Van 9 tot en met 13 februari vindt de eerste editie van de Week van de Bouw plaats. Dat betekent dat alle schakels van bouw en vastgoed op één locatie te vinden zijn. De Week is een combinatie van vakbeurzen, Gala van de Nederlandse Bouw met de uitreiking van de Nederlandse Bouwprijzen, netwerkbijeenkomsten, award uitreikingen, debatten en congressen. Elke doelgroep binnen bouw en vastgoed krijgt hiermee zijn eigen gespecialiseerde evenement.

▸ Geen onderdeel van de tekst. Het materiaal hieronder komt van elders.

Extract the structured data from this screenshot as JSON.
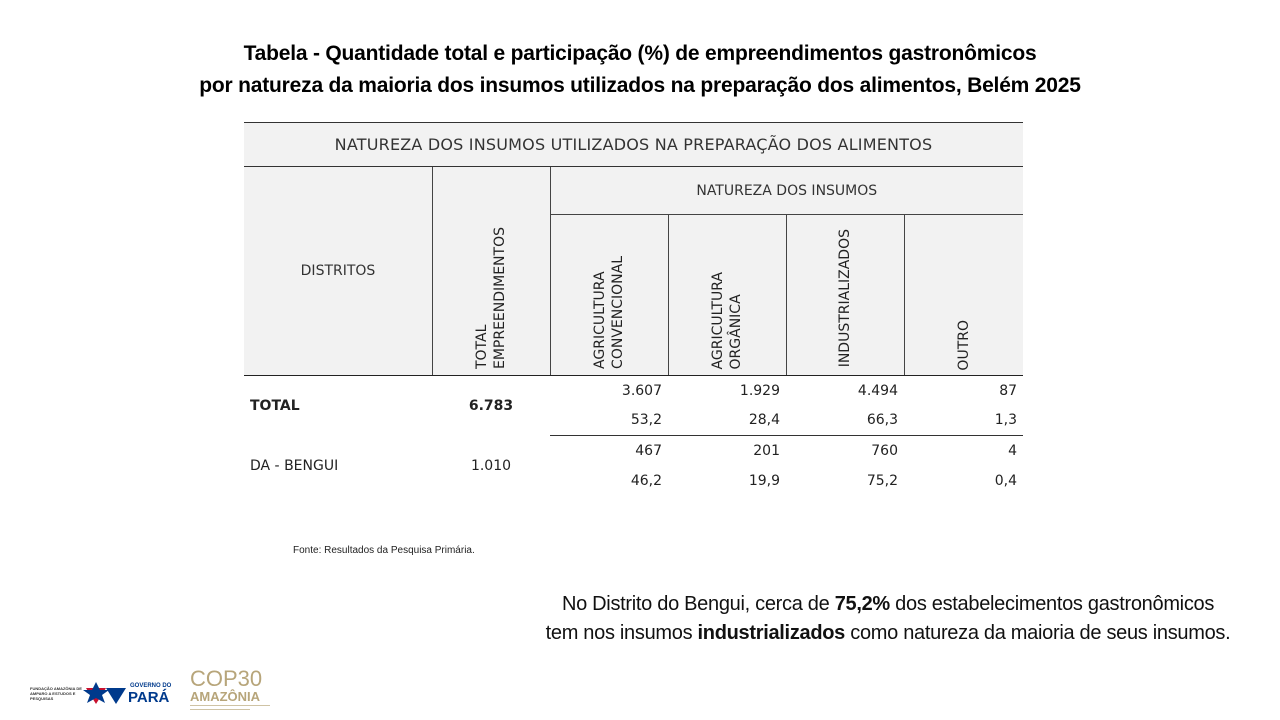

Volgens Martijn Carlier, marktmanager Bouw bij Jaarbeurs is de krachtige combinatie van vakbeurzen interessant voor iedereen in bouw en vastgoed. Van aannemer tot architect en van opdrachtgever tot zzp’er.’ De formule is gebaseerd op een simpel, maar doeltreffend principe dat iedere doelgroep zijn eigen informatieplatform heeft. ‘Iedereen kent natuurlijk de BouwBeurs, de grote beurs voor de hele bouw. In de Week van de Bouw wordt aanvullend een vakinhoudelijk programma opgetuigd dat zich specifiek richt op architecten, ingenieurs en opdrachtgevers, zoals woningcorporaties.’ Carlier legt uit waarom voor deze nieuwe opzet is gekozen. ‘Deze tijd, waarin de bouwsector klantgericht wil zijn en nieuwe vormen van samenwerkingen zoekt, vraagt om relevante en gerichte communicatie. Met scherper afgebakende beursconcepten.’
Nieuwe ontwikkelingen
Opvallend vindt Carlier het aanbod aan innovaties die op dit moment binnen de bouwsector ontstaan. Zoals de toenemende aandacht voor biobased materialen die zijn gemaakt van natuurlijke, biologische grondstoffen en gemakkelijk afbreekbaar of herinzetbaar zijn, zoals hout, leem, stro, glas en hennep. Producten die geoogst kunnen worden en steeds weer worden hernieuwd. ‘Biobased is een actueel onderwerp binnen de discussie van levensduur en circulaire economie die in grote mate betrekking heeft op gebouwen.’ Carlier merkt dat binnen de bouwsector deze discussie zich enigszins losweekt van zijn alternatieve imago. ‘Deze trend heeft sterk te maken met nieuwe keuzes die gebruikers willen maken. Mensen willen in een gezonde omgeving wonen en werken, met een goed ventilerend binnenklimaat zonder toxische stoffen of chemicaliën die materialen uit kunnen stoten.’ In volume en geld stelt dit soort ontwikkelingen nog weinig voor, maar Carlier merkt een groeiend interesse voor dit onderwerp bij bezoekers van de Week van de Bouw. ‘Naast puur commerciële activiteiten om bouwproducten te promoten maakt de Week van de Bouw ook ruimte voor kleinschalige innovaties met potentie die relevant zijn voor de bouwsector en waarover mensen vragen willen stellen’, zegt Carlier. ‘Hetzelfde geldt voor allerlei online-initiatieven, 3D-printen en computergestuurde productie. De meeste hebben een hoop hype in zich, maar iedereen voelt intuïtief aan dat deze innovaties ook de bouw zullen raken.’
Vraaggestuurd
Carlier vindt het belangrijk om dit soort signalen uit de markt te volgen en kiest daarom duidelijk voor een meer vraag- en klant gestuurde opzet dan een aanbod- en product gestuurde setting. ‘Alle typen bouwpartijen kunnen elkaar in de Week van de Bouw vinden om kennis en ervaring met elkaar te delen. Zo ontstaat ook op de vloer een ketendynamiek!’ Volgens Carlier vinden mensen persoonlijk contact met vakgenoten nog steeds de prettigste manier om een gesprek te voeren. Niet alleen over nieuwe, slimme technische oplossingen, maar bijvoorbeeld ook hoe voor de toepassing ervan financieel draagvlak gecreëerd kan worden. ‘In de Week van de Bouw kunnen bezoekers een week lang hun eigen programma en looproute kiezen. Om kennis en productinformatie te verzamelen en ook om inzicht te krijgen in de allernieuwste ontwikkelingen’, stelt Carlier vast.